Les évaluations de l'UNICEF confirment également cette situation catastrophique. Selon un rapport 1 réalisé par trois grands spécialistes, «la majorité des enfants a été exposée à des atrocités à un degré jamais vu auparavant».

Dans une étude 2 réalisée dans un orphelinat (9-15 ans) à Nyamata (Rwanda), l'UNICEF a constaté «que plus de la moitié du groupe [d'enfants] a été le témoin d'assassinats de membres de leur famille et que 75% du groupe a vu d'autres personnes être tuées».

ATTENTION SPECIALE

L'équipe d'experts conclut «qu'une attention spéciale doit être donnée au fait horrifiant qu'un large nombre d'enfants dit avoir vu d'autres enfants participer aux meurtres. Même si le phénomène des enfants soldats est désormais connu, nous pensons que ce que nous avons découvert ici est même pire que le recrutement régulier d'enfants soldats 3».

Samir Basta, Directeur du bureau de l’UNICEF à Genève explique que, dans certaines situations, des enfants peuvent froidement se transformer en assassins: «Au Rwanda, comme dans d'autres endroits, les auteurs de certaines des pires atrocités étaient des enfants. Ils désirent appartenir à un groupe et recevoir des louanges. Pour cela, ils peuvent devenir plus braves ou plus barbares que des adultes 4».

ANCIENS ENFANTS SOLDATS

Aujourd'hui, l'UNICEF considère que le Rwanda compte 115 000 enfants non accompagnés dont plus de 30 000 ont été enregistrés par le Comité international de la Croix-Rouge (CICR) qui a déjà retrouvé les parents de quelques milliers d'entre eux (voir encadré). Parmi ces enfants, la communauté des organisations non gouvernementales évalue à quelques milliers les enfants Craps. Souvent mal encadrés dans les camps de réfugiés faute de moyens du côté des ONG, ces anciens enfants soldats sont, non seulement, profondément traumatisés mais également victimes de discriminations.

DES TRAUMATISMES PROFONDS

«Ceux qui portent l'étiquette de Craps sont lourdement marginalisés alors qu'ils devraient au contraire reprendre contact avec une réalité plus normale. Certains Craps ont été récompensés pour avoir tué: aujourd'hui il faut les aider à se réconcilier avec d'autres valeurs» raconte Annabel Shearer de Save the Children Fund-UK. Tâche difficile car les traumatismes sont profonds et les sollicitations sont diverses dans les camps.

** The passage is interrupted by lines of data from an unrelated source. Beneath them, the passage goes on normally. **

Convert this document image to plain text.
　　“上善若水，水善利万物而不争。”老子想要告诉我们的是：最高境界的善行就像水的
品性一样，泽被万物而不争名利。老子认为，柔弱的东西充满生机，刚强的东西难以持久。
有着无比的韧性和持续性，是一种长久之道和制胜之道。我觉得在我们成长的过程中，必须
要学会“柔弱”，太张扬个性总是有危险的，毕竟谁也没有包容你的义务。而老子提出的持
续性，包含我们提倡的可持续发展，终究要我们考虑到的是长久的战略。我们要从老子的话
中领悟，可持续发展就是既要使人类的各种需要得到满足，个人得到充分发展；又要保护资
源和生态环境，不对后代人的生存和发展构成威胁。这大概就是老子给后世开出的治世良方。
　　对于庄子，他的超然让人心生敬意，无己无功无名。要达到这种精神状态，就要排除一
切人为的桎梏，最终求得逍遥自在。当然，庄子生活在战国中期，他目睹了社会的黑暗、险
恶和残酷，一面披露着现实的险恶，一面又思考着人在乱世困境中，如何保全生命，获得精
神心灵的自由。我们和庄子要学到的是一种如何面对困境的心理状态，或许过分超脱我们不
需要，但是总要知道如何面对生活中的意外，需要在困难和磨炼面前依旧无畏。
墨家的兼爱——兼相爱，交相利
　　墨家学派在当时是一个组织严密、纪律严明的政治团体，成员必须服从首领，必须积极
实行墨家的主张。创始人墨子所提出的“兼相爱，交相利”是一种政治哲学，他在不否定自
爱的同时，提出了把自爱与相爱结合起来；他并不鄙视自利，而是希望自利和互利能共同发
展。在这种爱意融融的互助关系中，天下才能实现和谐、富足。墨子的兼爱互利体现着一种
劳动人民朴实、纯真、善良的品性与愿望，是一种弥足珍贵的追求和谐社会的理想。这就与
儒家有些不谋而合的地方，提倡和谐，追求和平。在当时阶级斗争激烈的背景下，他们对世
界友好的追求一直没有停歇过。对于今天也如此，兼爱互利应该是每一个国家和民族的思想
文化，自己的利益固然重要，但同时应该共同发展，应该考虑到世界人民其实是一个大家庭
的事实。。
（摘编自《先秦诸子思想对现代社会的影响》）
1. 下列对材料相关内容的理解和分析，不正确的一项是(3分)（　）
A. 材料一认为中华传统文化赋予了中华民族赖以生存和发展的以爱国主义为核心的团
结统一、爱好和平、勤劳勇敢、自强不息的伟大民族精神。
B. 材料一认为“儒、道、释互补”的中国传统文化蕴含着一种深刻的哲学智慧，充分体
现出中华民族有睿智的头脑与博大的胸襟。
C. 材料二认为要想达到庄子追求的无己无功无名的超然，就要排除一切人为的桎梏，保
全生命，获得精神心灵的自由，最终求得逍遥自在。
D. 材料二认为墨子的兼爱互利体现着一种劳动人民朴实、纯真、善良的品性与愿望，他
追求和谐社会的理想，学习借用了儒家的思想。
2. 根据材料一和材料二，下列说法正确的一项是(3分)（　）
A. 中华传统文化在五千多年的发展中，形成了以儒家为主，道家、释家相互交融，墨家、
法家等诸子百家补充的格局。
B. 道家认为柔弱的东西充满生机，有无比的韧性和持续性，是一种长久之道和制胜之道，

Ainsi, certains Craps se sont « recyclés » dans des trafics en tout genre, d'autres sont recrutés par d'anciens militaires qui se réentraînent dans la semi-clandestinité. «Les Craps ce sont des petits adultes», dit l'abbé belge André Lerusse qui a mis sur pied avec CaritasInternationalis des centres pour enfants non accompagnés dans le Sud-Kivu (Zaïre).

Le personnel souvent peu qualifié de ces centres reste pourtant démuni face aux profondes blessures psychologiques des enfants Craps. «Des milliers d'enfants ont participé à la guerre et certains d'entre eux souffrent de troubles profonds, alors que d'autres vivent un terrible sentiment de culpabilité car ils ont commis des violences après avoir été recrutés de force: c'était soit l'armée soit la mort», explique Giovanni Bushishi de l'UNICEF. «Des enfants de dix ans étaient impliqués dans des massacres. Comment faut-il les punir? 5», se demande Fereydoun Alaam, chef du CICR à Gikongoro. Une terrible question qui situe pleinement l'ampleur du drame pour les enfants rwandais.

1 Children's exposure to war scenes in Rwanda, Dr. Atle Dyregrov, Dr. Magne Raundalen, Dr. Rolf Gjestad, septembre 1994, UNICEF, 14 p.

2. ibid, p. 3.

3. ibid, p. 4.

4. Africa's child guerillas: A legion of killers to do the dirtiest work, Bill Keller, in International Herald Tribune, 10 novembre 1994, p. 2.

5. voir The hard lessons of Rwanda, Kim GordonBates, in Crosslines, Volume 2, numéro 4-5, octobre 1994, Genève, pp. 1-6.